A good-time template for the Hiranya story

The guys start with a slow day, and a stupid prank or a ditch they've gotten themselves into for the first few pages, the heights of which are unmatched. The girls make plans for going rogue, always with the most ridiculous and out-of-the-world ideas.

One of the guys introduces the scheme of the chapter, because it somehow benefits him, and puts a classy and group focused facade on it. The gang either figures it out or eventually gets it. He convinces everyone eventually and the gang is all-in on it. They get started on the project, with alright results to begin with.

The girls hear about the project, or adjacent ones, and decide they want to get involved because it would be adventurous or roguish. They sneak their way in by offering help  or support. The guys are struggling so they take the help. They raise the profile of the project and it goes pretty well.

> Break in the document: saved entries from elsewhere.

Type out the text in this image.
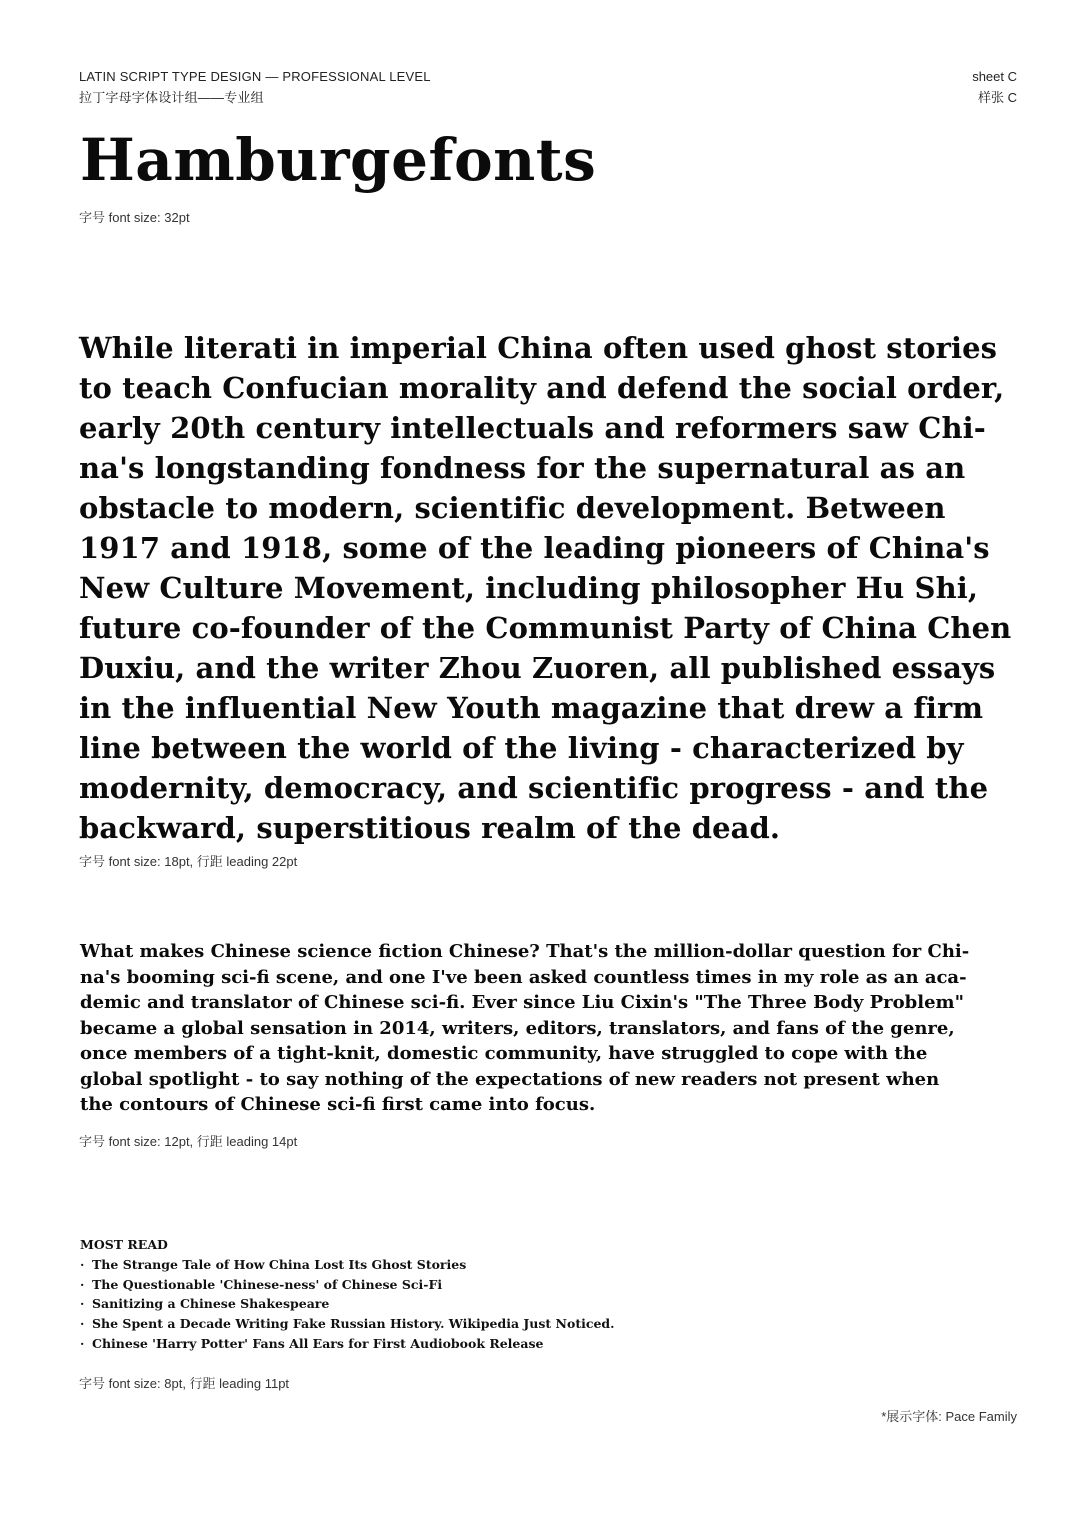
LATIN SCRIPT TYPE DESIGN — PROFESSIONAL LEVEL
拉丁字母字体设计组——专业组
sheet C
样张 C
Hamburgefonts
字号 font size: 32pt
While literati in imperial China often used ghost stories
to teach Confucian morality and defend the social order,
early 20th century intellectuals and reformers saw Chi-
na's longstanding fondness for the supernatural as an
obstacle to modern, scientific development. Between
1917 and 1918, some of the leading pioneers of China's
New Culture Movement, including philosopher Hu Shi,
future co-founder of the Communist Party of China Chen
Duxiu, and the writer Zhou Zuoren, all published essays
in the influential New Youth magazine that drew a firm
line between the world of the living - characterized by
modernity, democracy, and scientific progress - and the
backward, superstitious realm of the dead.
字号 font size: 18pt, 行距 leading 22pt
What makes Chinese science fiction Chinese? That's the million-dollar question for Chi-
na's booming sci-fi scene, and one I've been asked countless times in my role as an aca-
demic and translator of Chinese sci-fi. Ever since Liu Cixin's "The Three Body Problem"
became a global sensation in 2014, writers, editors, translators, and fans of the genre,
once members of a tight-knit, domestic community, have struggled to cope with the
global spotlight - to say nothing of the expectations of new readers not present when
the contours of Chinese sci-fi first came into focus.
字号 font size: 12pt, 行距 leading 14pt
MOST READ
· The Strange Tale of How China Lost Its Ghost Stories
· The Questionable 'Chinese-ness' of Chinese Sci-Fi
· Sanitizing a Chinese Shakespeare
· She Spent a Decade Writing Fake Russian History. Wikipedia Just Noticed.
· Chinese 'Harry Potter' Fans All Ears for First Audiobook Release
字号 font size: 8pt, 行距 leading 11pt
*展示字体: Pace Family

The school newspaper/charts push out a general interest story on it telling how well it's going, with interviews from our characters.

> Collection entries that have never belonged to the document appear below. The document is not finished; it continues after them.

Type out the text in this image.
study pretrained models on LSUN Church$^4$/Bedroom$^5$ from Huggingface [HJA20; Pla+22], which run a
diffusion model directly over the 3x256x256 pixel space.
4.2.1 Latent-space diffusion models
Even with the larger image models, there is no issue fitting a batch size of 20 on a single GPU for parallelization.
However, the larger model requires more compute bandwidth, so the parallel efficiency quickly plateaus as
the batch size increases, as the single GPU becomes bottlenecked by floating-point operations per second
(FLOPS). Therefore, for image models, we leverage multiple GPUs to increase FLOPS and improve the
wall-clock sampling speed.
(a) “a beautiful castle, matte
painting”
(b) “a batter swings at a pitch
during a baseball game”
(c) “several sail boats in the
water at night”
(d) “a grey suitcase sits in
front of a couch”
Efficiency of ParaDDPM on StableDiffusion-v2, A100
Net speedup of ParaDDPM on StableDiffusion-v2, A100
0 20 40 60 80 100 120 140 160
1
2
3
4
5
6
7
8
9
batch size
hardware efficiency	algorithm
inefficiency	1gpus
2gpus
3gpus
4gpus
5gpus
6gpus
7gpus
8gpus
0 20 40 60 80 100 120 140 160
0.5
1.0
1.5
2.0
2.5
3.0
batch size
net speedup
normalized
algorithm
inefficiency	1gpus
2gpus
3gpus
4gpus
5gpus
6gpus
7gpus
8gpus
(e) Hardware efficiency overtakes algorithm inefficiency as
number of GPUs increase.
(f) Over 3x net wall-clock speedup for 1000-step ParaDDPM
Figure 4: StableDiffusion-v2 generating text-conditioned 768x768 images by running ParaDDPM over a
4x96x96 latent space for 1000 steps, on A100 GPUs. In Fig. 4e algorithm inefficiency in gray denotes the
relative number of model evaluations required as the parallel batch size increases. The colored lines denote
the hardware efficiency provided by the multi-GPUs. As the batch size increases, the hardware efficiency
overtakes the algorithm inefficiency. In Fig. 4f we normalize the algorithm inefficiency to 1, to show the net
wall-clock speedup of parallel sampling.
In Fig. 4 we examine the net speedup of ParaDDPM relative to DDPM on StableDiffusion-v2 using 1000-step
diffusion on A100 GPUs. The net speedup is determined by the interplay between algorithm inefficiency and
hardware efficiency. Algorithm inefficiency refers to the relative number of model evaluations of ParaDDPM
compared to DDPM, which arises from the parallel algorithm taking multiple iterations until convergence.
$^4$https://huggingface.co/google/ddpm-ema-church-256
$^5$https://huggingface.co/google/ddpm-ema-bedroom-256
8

Due to some reason or other that's entirely on the gang, the project starts getting too much attention and starts running into trouble. There's general blaming of each other and attempting to get out of it. The gang realizes that's not the way out, and sticks together. That's when everything blows up, and they get in deep, deep trouble.

Yet, somehow, every time they come out of it barely scratched. Sometimes they make a run for it, or just get lucky, or cheat, like, befuddle, source-force their way out of it. Either way they're out of the trouble only my the skin of their teeth.

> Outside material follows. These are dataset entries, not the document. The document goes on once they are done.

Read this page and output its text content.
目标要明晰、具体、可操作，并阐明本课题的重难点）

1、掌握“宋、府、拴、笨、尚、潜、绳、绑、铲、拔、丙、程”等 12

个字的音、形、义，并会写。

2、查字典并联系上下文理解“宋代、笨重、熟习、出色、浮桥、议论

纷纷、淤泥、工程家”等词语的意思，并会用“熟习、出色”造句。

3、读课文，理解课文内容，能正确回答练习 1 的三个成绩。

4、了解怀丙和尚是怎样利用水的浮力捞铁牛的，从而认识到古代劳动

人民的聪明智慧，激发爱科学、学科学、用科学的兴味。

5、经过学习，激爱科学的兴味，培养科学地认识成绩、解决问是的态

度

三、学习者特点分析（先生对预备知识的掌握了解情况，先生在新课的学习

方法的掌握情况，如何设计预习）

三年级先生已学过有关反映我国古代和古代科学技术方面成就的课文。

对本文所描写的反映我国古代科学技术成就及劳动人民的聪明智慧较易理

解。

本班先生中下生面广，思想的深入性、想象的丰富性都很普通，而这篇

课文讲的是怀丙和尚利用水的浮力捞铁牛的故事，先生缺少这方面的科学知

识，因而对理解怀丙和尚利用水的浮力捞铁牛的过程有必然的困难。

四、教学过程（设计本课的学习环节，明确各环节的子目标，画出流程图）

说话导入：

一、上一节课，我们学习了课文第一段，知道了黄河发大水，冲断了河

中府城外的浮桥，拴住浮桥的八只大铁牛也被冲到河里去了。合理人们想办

In the background we learn more about Hiranya, and how he met everyone [all in stupid ways] or important stories about what happened in the past throughout the chapter.

The gang plans to never listen to each other again and do stupid things. In the final few paragraphs they are seen plotting another harebrained scheme (this one is just for the laughs and will never be heard again, or not heard until several chapters later, as a callback). An article in the school newspaper gives the official version of the story and the reader discovers what people think happened is very different from what they saw.